Band structures of P-, D-, and G-surfaces

TL;DR

This paper theoretically investigates the electronic band structures of triply-periodic minimal surfaces (P, D, G) and explores how their topological differences influence their electronic properties and symmetries.

Contribution

It provides a detailed analysis of the band structures of P, D, and G surfaces, revealing their interrelations and the impact of topology on electronic states.

Findings

Eigenstates are interconnected at special Brillouin zone points.

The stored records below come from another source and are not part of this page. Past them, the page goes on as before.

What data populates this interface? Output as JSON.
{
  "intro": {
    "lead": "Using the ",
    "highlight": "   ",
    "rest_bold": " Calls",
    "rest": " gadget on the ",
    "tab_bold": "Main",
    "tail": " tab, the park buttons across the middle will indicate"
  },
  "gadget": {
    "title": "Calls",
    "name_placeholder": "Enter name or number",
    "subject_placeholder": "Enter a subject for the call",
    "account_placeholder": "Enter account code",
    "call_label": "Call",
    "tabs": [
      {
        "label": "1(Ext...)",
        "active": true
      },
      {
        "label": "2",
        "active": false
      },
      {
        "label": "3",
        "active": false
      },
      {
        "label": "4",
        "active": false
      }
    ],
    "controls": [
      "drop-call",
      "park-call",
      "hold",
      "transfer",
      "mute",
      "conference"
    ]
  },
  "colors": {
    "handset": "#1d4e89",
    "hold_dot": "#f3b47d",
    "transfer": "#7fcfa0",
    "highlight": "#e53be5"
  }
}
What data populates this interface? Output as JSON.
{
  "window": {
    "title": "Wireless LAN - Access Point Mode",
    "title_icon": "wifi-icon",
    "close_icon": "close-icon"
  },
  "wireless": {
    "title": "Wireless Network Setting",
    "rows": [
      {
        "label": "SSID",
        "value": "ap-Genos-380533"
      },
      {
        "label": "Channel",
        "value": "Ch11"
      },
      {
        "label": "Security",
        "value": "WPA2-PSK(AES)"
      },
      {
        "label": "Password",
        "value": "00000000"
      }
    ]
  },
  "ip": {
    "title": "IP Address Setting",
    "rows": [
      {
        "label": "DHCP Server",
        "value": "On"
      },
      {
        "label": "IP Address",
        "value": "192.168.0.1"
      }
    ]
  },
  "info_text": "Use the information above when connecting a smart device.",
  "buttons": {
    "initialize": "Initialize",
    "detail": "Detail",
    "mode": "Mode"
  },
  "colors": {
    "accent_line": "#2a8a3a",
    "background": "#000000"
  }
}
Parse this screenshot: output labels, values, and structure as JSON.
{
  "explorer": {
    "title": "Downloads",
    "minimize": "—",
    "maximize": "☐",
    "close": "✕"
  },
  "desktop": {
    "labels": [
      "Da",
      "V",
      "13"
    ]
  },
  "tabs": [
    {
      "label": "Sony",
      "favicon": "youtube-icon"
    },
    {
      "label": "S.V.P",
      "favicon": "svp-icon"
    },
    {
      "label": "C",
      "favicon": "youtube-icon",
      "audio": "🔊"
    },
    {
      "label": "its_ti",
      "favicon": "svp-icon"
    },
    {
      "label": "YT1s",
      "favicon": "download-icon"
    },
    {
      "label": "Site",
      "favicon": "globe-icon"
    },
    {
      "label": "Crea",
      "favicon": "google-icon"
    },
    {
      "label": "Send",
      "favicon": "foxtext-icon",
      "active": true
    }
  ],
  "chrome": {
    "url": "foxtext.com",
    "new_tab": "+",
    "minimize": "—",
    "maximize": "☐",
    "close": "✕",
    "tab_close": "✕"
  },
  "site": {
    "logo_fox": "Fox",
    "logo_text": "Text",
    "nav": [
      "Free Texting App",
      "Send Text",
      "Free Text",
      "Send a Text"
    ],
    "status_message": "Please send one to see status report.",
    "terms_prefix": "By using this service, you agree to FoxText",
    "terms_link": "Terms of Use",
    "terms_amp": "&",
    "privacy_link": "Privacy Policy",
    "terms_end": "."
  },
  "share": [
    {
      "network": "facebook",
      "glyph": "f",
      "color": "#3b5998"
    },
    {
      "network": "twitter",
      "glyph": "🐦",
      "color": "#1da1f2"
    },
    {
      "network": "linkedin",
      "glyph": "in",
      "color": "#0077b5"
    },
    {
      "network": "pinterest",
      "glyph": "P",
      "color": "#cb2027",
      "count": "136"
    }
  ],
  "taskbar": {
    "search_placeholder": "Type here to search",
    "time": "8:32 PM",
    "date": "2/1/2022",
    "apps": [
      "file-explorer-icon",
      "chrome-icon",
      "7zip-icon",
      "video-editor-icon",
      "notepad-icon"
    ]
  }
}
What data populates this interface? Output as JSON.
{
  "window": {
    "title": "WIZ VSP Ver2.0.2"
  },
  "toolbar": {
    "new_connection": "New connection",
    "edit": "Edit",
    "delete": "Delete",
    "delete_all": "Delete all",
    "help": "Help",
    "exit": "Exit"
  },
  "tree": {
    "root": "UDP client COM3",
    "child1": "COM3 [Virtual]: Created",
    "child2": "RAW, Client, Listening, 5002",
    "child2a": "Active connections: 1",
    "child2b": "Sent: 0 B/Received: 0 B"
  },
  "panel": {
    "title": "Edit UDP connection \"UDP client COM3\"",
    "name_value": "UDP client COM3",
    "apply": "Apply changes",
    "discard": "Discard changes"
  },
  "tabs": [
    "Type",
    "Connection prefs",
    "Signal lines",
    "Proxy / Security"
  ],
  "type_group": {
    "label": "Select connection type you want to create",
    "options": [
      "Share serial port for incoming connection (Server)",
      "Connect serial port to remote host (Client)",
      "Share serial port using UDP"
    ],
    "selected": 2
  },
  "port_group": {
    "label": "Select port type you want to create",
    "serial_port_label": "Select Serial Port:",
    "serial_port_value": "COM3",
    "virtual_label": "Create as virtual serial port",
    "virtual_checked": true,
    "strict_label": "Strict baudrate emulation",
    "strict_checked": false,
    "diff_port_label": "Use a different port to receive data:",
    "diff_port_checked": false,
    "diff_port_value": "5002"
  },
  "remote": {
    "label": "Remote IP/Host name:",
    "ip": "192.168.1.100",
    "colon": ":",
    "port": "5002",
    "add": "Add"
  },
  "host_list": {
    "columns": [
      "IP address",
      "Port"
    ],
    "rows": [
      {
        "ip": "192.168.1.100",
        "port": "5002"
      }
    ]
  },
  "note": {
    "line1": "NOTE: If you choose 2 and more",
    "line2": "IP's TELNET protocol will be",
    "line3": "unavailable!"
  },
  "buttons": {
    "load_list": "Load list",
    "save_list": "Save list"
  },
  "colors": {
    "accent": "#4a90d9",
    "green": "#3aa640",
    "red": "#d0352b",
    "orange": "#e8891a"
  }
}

Topological differences lead to distinct global band connectivity.

Nodal lines are linked to symmetry properties.

Abstract

We present a theoretical study on the band structures of the electron constrained to move along triply-periodic minimal surfaces. Three well known surfaces connected via Bonnet transformations, namely P-, D-, and G-surfaces, are considered. The six-dimensional algebra of the Bonnet transformations [C. Oguey and J.-F. Sadoc, J. Phys. I France 3, 839 (1993)] is used to prove that the eigenstates for these surfaces are interrelated at a set of special points in the Brillouin zones. The global connectivity of the band structures is, however, different due to the topological differences of the surfaces. A numerical investigation of the band structures as well as a detailed analysis on their symmetry properties is presented. It is shown that the presence of nodal lines are closely related to the symmetry properties. The present study will provide a basis for understanding further the connection between the topology and the band structures.